Tempo dopo, parlando dello stesso locale con un amico (celebre) giornalista romano, abbiamo riso scoprendo che avevamo vissuto la stessa identica esperienza.
Morale della favola: potete aver prenotato con largo e rispettoso anticipo, il locale può essere semideserto, fuori può esserci una tormenta di neve ecc. ma la tendenza è la stessa, confinare i singles nei tavoli vicino all’ingresso o alla cucina o al bagno (il colmo è veder arrivare persone che non hanno prenotato e che vengono fatte accomodare a tavoli migliori del vostro). Se un single decide di mangiare fuori non è per stare in un angolo solitario a brucare un'insalata, ma  per gustare buon cibo in mezzo alla gente. Se in un locale vi negano questi piaceri... meglio andare altrove.

lunedì 10 gennaio 2011

Il tavolo del vicino è sempre più strano

"Si chiama selvaggina o cacciagione il complesso di quegli animali mangiabili che vivono allo stato di libertà naturale nei boschi e nelle campagne." Brillat-Savarin
Piemonte - ristorante in Alta Val Borbera - È un gruppo di 5 uomini di età assortite. Sono amici dei proprietari del ristorante, un locale arroccato su un belvedere della Val Borbera.
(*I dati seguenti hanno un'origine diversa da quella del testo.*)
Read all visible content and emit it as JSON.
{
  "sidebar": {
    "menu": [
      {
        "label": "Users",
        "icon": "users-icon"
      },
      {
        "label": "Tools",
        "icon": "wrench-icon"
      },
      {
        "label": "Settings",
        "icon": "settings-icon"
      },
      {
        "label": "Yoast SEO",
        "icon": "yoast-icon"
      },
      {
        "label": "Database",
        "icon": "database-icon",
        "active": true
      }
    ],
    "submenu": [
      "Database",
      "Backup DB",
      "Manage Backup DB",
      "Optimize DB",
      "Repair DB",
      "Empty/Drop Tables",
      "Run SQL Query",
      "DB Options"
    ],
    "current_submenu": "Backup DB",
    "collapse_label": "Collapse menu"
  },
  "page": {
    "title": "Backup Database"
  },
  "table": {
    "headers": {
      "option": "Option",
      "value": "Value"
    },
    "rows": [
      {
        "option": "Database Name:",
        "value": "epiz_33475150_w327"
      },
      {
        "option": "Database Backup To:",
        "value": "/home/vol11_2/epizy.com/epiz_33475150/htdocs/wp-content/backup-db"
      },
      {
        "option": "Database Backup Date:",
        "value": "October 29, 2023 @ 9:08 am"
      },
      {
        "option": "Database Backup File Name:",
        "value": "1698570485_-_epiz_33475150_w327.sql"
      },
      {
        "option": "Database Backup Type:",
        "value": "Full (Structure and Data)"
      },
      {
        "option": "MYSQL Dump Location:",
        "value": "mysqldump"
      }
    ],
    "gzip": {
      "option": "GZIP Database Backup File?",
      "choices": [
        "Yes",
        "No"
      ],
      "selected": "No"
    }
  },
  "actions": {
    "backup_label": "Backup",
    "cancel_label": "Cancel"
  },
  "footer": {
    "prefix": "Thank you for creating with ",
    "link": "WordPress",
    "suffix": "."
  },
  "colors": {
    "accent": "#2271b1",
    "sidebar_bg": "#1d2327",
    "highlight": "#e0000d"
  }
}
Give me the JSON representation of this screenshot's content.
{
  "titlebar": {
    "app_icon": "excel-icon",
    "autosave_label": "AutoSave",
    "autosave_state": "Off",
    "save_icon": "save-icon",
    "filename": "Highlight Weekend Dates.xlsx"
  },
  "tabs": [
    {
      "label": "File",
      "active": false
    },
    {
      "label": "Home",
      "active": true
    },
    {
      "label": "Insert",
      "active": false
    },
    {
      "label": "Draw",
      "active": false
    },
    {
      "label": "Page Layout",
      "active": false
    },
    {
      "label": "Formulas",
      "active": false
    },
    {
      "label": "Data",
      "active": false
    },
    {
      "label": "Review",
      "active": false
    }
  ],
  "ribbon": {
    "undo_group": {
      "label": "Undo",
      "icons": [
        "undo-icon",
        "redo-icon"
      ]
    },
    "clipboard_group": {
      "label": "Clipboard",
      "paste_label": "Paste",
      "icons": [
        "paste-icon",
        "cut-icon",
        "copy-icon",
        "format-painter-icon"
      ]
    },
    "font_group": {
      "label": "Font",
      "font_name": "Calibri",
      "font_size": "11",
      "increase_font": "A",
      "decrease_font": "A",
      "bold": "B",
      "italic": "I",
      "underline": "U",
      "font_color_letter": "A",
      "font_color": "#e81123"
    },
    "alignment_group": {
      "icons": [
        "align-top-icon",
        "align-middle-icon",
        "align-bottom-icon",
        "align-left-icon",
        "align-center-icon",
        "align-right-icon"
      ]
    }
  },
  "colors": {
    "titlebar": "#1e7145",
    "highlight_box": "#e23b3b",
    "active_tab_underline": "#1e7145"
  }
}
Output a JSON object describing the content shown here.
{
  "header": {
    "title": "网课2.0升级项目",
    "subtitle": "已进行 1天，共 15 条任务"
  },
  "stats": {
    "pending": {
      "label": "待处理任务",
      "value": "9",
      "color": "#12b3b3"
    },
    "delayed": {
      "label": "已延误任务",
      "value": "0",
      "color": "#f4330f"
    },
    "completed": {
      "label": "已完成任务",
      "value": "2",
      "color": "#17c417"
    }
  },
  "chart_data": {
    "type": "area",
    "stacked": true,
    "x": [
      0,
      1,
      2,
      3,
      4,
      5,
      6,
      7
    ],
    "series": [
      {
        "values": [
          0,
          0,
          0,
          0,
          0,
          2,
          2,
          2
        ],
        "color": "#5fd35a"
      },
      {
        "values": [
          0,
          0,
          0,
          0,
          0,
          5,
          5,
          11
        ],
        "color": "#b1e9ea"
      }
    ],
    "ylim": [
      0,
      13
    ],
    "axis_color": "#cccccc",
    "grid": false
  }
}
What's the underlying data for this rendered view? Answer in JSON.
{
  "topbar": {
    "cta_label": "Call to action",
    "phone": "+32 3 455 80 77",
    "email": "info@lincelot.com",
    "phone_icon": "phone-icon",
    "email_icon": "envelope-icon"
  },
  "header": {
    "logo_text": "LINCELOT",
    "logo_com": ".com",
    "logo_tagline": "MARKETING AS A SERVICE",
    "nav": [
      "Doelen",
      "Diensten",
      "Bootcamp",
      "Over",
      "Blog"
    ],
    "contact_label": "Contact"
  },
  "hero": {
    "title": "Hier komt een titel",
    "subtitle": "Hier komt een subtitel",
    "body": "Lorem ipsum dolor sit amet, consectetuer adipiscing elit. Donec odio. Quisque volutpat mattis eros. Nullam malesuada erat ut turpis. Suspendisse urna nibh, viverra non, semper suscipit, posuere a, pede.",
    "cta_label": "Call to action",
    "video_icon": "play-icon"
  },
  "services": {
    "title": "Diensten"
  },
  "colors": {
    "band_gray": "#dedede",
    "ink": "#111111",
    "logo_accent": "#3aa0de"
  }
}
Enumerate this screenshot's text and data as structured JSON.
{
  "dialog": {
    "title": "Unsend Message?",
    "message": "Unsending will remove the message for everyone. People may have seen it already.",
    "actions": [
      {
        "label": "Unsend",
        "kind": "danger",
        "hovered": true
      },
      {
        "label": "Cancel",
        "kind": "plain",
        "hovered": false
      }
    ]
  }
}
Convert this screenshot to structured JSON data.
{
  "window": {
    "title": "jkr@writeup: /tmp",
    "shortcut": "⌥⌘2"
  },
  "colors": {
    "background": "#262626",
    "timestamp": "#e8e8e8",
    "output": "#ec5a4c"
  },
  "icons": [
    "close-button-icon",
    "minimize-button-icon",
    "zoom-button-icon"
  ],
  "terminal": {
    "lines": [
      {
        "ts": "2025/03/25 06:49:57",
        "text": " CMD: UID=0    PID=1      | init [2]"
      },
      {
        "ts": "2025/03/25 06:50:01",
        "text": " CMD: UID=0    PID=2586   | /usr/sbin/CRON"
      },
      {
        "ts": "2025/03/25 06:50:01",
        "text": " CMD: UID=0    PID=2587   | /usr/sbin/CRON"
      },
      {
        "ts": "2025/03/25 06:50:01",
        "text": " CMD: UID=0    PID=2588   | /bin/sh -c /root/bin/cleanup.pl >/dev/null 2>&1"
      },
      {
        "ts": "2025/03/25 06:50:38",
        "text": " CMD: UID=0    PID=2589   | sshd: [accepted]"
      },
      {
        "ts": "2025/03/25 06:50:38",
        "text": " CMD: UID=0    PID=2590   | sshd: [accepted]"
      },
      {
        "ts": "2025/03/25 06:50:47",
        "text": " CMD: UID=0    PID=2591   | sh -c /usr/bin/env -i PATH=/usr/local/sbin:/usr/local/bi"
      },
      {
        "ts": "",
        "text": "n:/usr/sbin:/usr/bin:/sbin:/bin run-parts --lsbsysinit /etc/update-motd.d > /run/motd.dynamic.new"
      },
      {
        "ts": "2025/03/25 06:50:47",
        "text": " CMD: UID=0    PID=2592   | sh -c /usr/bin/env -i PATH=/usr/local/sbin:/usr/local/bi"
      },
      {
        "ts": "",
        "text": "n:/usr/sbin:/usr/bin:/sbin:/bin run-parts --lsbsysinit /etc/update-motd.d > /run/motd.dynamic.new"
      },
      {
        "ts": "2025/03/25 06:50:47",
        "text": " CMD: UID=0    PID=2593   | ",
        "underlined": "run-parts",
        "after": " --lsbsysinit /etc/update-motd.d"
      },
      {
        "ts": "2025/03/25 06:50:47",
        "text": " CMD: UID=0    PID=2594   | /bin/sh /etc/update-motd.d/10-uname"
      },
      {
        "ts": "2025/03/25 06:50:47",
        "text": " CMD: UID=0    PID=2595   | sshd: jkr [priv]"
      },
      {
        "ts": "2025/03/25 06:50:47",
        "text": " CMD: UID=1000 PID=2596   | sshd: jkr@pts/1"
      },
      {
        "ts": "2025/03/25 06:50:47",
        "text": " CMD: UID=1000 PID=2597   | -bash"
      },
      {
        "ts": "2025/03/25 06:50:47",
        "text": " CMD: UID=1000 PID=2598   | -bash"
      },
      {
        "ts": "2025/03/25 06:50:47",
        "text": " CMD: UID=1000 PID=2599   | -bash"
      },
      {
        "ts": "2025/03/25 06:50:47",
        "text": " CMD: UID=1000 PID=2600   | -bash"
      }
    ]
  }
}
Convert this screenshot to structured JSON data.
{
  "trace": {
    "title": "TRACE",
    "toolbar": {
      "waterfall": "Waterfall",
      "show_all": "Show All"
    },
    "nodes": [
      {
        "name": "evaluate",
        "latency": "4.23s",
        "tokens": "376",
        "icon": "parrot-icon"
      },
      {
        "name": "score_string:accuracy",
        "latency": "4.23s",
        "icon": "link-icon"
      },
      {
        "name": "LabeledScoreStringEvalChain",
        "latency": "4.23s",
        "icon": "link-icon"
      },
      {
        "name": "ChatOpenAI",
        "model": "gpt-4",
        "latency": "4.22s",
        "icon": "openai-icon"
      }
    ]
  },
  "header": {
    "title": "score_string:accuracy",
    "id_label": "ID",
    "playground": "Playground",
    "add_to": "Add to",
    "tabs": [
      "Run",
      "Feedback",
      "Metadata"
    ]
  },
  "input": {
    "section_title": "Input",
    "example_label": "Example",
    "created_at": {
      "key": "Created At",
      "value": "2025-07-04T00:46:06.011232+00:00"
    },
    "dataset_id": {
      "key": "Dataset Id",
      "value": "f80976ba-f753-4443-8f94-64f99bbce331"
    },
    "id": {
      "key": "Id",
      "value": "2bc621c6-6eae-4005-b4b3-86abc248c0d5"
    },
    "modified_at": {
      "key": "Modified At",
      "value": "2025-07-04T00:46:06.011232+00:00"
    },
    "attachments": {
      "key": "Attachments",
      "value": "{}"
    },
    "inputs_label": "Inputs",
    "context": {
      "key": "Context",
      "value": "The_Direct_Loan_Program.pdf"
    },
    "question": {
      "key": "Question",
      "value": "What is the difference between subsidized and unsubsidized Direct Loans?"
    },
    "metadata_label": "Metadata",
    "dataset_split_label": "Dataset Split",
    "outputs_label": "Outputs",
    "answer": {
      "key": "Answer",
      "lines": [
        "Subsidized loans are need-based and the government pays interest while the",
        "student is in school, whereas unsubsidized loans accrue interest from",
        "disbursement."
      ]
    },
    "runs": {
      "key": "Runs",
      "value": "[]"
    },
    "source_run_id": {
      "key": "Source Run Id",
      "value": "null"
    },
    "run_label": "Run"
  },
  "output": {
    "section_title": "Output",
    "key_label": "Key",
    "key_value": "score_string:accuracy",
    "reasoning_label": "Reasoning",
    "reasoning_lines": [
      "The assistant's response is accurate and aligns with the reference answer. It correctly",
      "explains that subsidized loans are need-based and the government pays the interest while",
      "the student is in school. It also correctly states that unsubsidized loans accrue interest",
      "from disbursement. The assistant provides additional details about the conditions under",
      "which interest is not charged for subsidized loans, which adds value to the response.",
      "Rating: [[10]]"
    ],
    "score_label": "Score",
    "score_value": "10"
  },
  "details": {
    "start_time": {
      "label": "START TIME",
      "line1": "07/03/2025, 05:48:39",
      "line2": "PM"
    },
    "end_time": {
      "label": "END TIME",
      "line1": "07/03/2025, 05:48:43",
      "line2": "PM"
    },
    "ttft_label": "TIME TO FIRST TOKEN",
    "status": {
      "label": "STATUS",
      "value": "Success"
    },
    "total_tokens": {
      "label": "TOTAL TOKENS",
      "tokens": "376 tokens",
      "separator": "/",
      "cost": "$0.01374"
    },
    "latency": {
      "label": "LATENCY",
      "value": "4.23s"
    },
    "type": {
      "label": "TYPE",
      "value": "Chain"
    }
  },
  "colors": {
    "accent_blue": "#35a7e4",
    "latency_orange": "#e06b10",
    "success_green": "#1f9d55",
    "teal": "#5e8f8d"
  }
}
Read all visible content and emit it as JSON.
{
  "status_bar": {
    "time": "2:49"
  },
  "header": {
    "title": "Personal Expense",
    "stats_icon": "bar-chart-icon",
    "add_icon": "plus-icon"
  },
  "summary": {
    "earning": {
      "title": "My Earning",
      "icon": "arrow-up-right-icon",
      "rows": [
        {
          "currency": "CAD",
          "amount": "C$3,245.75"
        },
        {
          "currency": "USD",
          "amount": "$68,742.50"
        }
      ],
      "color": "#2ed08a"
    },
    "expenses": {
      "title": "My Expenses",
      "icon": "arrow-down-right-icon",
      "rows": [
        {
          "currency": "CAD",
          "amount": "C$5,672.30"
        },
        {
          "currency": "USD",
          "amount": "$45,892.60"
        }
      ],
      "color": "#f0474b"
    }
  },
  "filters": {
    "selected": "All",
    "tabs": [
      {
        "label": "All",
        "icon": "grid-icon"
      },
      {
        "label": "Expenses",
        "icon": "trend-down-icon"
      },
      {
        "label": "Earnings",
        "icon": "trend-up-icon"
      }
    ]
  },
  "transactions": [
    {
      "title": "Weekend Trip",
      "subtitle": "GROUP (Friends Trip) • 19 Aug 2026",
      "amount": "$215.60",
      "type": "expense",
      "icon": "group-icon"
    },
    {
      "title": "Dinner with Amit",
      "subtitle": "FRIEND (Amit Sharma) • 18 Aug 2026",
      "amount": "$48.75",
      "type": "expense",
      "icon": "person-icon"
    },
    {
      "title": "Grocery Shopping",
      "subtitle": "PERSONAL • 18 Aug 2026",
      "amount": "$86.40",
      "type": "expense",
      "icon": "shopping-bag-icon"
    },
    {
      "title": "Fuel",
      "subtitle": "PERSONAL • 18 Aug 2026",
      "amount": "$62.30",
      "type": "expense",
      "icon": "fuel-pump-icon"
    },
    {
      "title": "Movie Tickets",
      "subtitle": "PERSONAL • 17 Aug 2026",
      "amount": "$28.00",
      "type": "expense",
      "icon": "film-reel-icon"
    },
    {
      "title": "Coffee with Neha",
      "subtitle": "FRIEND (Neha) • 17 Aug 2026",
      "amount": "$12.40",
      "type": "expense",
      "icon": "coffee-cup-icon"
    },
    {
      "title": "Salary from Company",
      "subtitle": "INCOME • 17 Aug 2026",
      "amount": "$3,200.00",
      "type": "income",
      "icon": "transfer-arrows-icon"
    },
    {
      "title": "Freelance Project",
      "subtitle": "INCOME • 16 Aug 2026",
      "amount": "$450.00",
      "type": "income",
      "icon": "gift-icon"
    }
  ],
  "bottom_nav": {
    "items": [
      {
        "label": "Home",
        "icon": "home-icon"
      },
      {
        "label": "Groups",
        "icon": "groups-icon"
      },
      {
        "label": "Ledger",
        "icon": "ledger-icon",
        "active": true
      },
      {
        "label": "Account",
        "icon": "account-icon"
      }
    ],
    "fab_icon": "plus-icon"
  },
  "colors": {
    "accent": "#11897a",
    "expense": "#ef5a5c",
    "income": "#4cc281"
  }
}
Sono allegri e simpatici, ma senza quelle virili esagerazioni talvolta esibite dai maschi in congedo dalle mogli. I vicini di tavolo ideali.
“Siamo venuti a mangiare la lepre” annunciano con cordialità alla proprietaria e mentre lei sbianca e va a dare la lieta novella in cucina, i magnifici cinque cominciano a interrogarsi su chi fra loro abbia telefonato per avvisare. Risulta che non solo nessuno ha annunciato che quel giorno sarebbero andati a mangiare la lepre regalata al cuoco qualche tempo prima, ma che non è neanche stata fatta la prenotazione del tavolo! Ognuno pensava l’avesse fatta l’altro ed eccoli lì, piegati in due dal ridere (anch’io, che sento tutto, non posso fare a meno di ridacchiare) e a dirsi: “Ma come siamo messi fra tutti?!?”
Intanto dalla cucina (dove l’annuncio della degustazione della lepre aveva nel frattempo gettato nel panico tutto lo staff, visto che la prenotazione non era stata annotata e nessuno aveva disturbato il sonno della bella addormentata nel frigo) esce il giovane cuoco con faccia costernata e pronto alla pubblica umiliazione. Quando gli amici gli spiegano che sono loro in errore per essersi dimenticati di prenotare, il ragazzo è visibilmente sollevato e scherza anche lui: “Mi avete fatto venire un colpo! Credevo di dover tirare il collo a un coniglio o a un gatto per cavarmela!”
Sorrido… o forse no, guardando le costolettine d’agnello appena spolpate che ho ordinato nonostante la proprietaria avesse tanto insistito sul maialino affumicato.